Effect of amyloid on CSF MTBR-tau275/t-tau and MTBR-tau282/t-tau in primary tauopathies were further assessed using AD Thal phase. CSF pT217/T217 strongly correlated with AD Thal phase (r = 0.52, P < 0.0001; Supplementary Fig. 4a). However, CSF MTBR-tau275/t-tau and MTBR-tau282/t-tau did not correlate with AD Thal phase in the whole cohort (r = −0.22, P = 0.06 and r = −0.24, P = 0.04, respectively; Supplementary Fig. 4b,c) or in CBD (r = −0.14, P = 0.60 and r = −0.07, P = 0.78, respectively; Supplementary Fig. 4d,e).
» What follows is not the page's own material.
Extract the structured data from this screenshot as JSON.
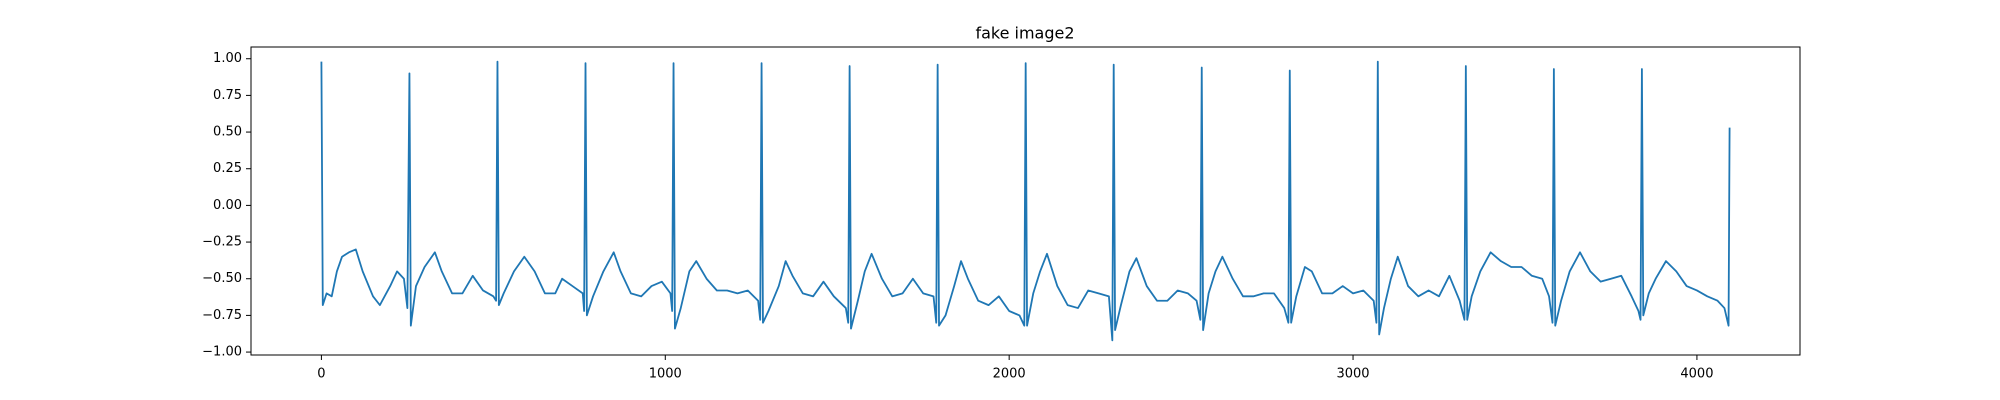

These results suggest that CSF MTBR-tau275/t-tau and MTBR-tau282/t-tau decreased in CBD independently from AD copathology.
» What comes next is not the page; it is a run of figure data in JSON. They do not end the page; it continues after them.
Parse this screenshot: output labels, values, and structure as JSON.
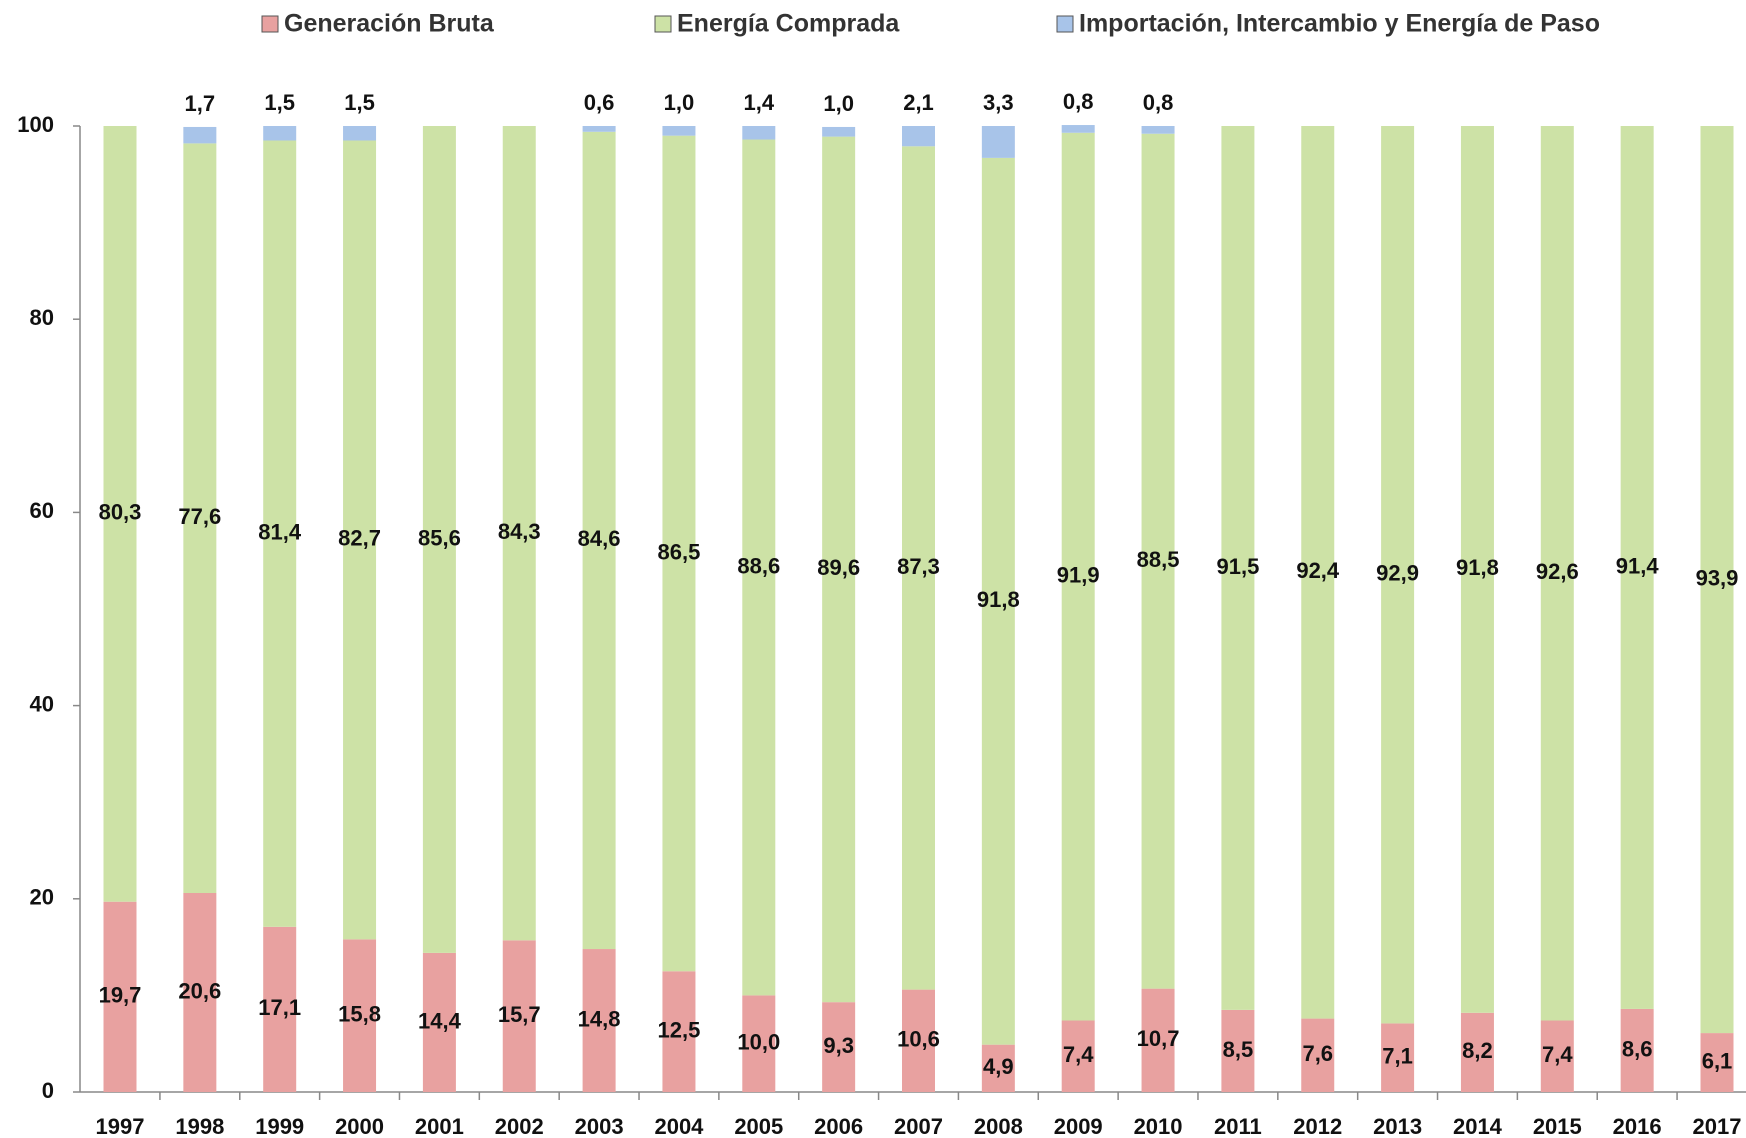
{
  "chart_data": {
    "type": "stacked_bar",
    "categories": [
      "1997",
      "1998",
      "1999",
      "2000",
      "2001",
      "2002",
      "2003",
      "2004",
      "2005",
      "2006",
      "2007",
      "2008",
      "2009",
      "2010",
      "2011",
      "2012",
      "2013",
      "2014",
      "2015",
      "2016",
      "2017"
    ],
    "series": [
      {
        "name": "Generación Bruta",
        "color": "#e8a1a0",
        "values": [
          19.7,
          20.6,
          17.1,
          15.8,
          14.4,
          15.7,
          14.8,
          12.5,
          10.0,
          9.3,
          10.6,
          4.9,
          7.4,
          10.7,
          8.5,
          7.6,
          7.1,
          8.2,
          7.4,
          8.6,
          6.1
        ],
        "value_labels": [
          "19,7",
          "20,6",
          "17,1",
          "15,8",
          "14,4",
          "15,7",
          "14,8",
          "12,5",
          "10,0",
          "9,3",
          "10,6",
          "4,9",
          "7,4",
          "10,7",
          "8,5",
          "7,6",
          "7,1",
          "8,2",
          "7,4",
          "8,6",
          "6,1"
        ]
      },
      {
        "name": "Energía Comprada",
        "color": "#cde2a6",
        "values": [
          80.3,
          77.6,
          81.4,
          82.7,
          85.6,
          84.3,
          84.6,
          86.5,
          88.6,
          89.6,
          87.3,
          91.8,
          91.9,
          88.5,
          91.5,
          92.4,
          92.9,
          91.8,
          92.6,
          91.4,
          93.9
        ],
        "value_labels": [
          "80,3",
          "77,6",
          "81,4",
          "82,7",
          "85,6",
          "84,3",
          "84,6",
          "86,5",
          "88,6",
          "89,6",
          "87,3",
          "91,8",
          "91,9",
          "88,5",
          "91,5",
          "92,4",
          "92,9",
          "91,8",
          "92,6",
          "91,4",
          "93,9"
        ]
      },
      {
        "name": "Importación, Intercambio y Energía de Paso",
        "color": "#a8c4e9",
        "values": [
          null,
          1.7,
          1.5,
          1.5,
          null,
          null,
          0.6,
          1.0,
          1.4,
          1.0,
          2.1,
          3.3,
          0.8,
          0.8,
          null,
          null,
          null,
          null,
          null,
          null,
          null
        ],
        "value_labels": [
          null,
          "1,7",
          "1,5",
          "1,5",
          null,
          null,
          "0,6",
          "1,0",
          "1,4",
          "1,0",
          "2,1",
          "3,3",
          "0,8",
          "0,8",
          null,
          null,
          null,
          null,
          null,
          null,
          null
        ]
      }
    ],
    "ylim": [
      0,
      100
    ],
    "yticks": [
      0,
      20,
      40,
      60,
      80,
      100
    ],
    "legend": "top"
  }
}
The diagnostic accuracies of CSF MTBR-tau275/t-tau and MTBR-tau282/t-tau were examined to determine if we can distinguish CBD from control, FTLD-TDP and FTLD-tau as a group and individual tauopathy (Table 3 and Supplementary Fig. 5). CSF MTBR-tau275/t-tau and CSF MTBR-tau282/t-tau can distinguish CBD from normal control, other FTLD-tau (PSP, PiD and AGD), PiD and PSP with AUCs of 0.800–0.889. CBD can be distinguished from FTLD-TDP with AUCs of 0.701–0.770. When AD copathology cases were excluded, CSF MTBR-tau275/t-tau and CSF MTBR-tau282/t-tau can distinguish CBD from PSP with AUCs of 0.859 and 0.886, respectively (Table 3 and Supplementary Fig. 5k,l).
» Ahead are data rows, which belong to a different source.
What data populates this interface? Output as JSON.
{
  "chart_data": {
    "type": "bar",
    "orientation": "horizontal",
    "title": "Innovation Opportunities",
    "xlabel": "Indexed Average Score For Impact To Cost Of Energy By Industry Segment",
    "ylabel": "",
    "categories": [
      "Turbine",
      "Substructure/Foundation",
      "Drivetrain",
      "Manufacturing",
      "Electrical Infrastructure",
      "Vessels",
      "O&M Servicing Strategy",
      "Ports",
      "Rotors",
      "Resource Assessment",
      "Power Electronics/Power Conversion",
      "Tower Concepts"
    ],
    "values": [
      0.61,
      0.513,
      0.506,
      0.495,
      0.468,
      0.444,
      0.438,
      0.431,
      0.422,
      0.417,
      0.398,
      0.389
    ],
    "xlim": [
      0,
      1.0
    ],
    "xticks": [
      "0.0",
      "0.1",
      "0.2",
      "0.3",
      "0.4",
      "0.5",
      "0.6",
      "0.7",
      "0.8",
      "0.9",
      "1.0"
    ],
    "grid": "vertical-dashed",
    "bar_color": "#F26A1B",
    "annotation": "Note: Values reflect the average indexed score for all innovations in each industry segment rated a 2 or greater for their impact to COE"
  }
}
Table 3 Diagnostic accuracies of 4R-specific CSF MTBR-tau to distinguish CBD from FTLD-tau and control

Lastly, we retrospectively assessed CSF MTBR-tau275/t-tau and MTBR-tau282/t-tau by final clinical syndromes in a neuropathologically confirmed cohort to determine if these biomarkers can facilitate antemortem diagnosis of primary tauopathies. The numbers of individuals who had CSF MTBR-tau275/t-tau and MTBR-tau282/t-tau lower than cutoff (0.00563 and 0.01220, respectively; defined in Table 3 to differentiate CBD and PSP) within each clinical syndrome and neuropathological diagnosis are summarized (Extended Data Tables 2 and 3 and Supplementary Fig. 6). CBD (n = 18) had clinical syndromes of either CBS (n = 9), bvFTD (n = 4), nonfluent variant PPA (nfvPPA, n = 4) or PSP-RS (n = 1). Without biomarkers, the diagnostic accuracy of CBD within CBS was 9 out of 15 (60%). Among 15 individuals with CBS, 7 and 10 had lower than cutoff values of CSF MTBR-tau275/t-tau and MTBR-tau282/t-tau and 6 and 7 were CBD, respectively. With these biomarkers, the diagnostic accuracies of CBD within CBS were 6 out of 7 (86%) and 7 out of 10 (70%) for CSF MTBR-tau275/t-tau and MTBR-tau282/t-tau, respectively. Across different clinical syndromes of CBD, 12 out of 18 (67%) and 15 out of 18 (83%) had CSF MTBR-tau275/t-tau and MTBR-tau282/t-tau values lower than cutoff, suggesting that these biomarkers identify CBD regardless of clinical syndromes with up to 83% accuracy. Other applications of these biomarkers include distinguishing CBD from PSP among PSP-RS since 0 out of 11 (0%) and 2 out of 11 (18%) PSP had lower than cutoff for CSF MTBR-tau275/t-tau and MTBR-tau282/t-tau, respectively.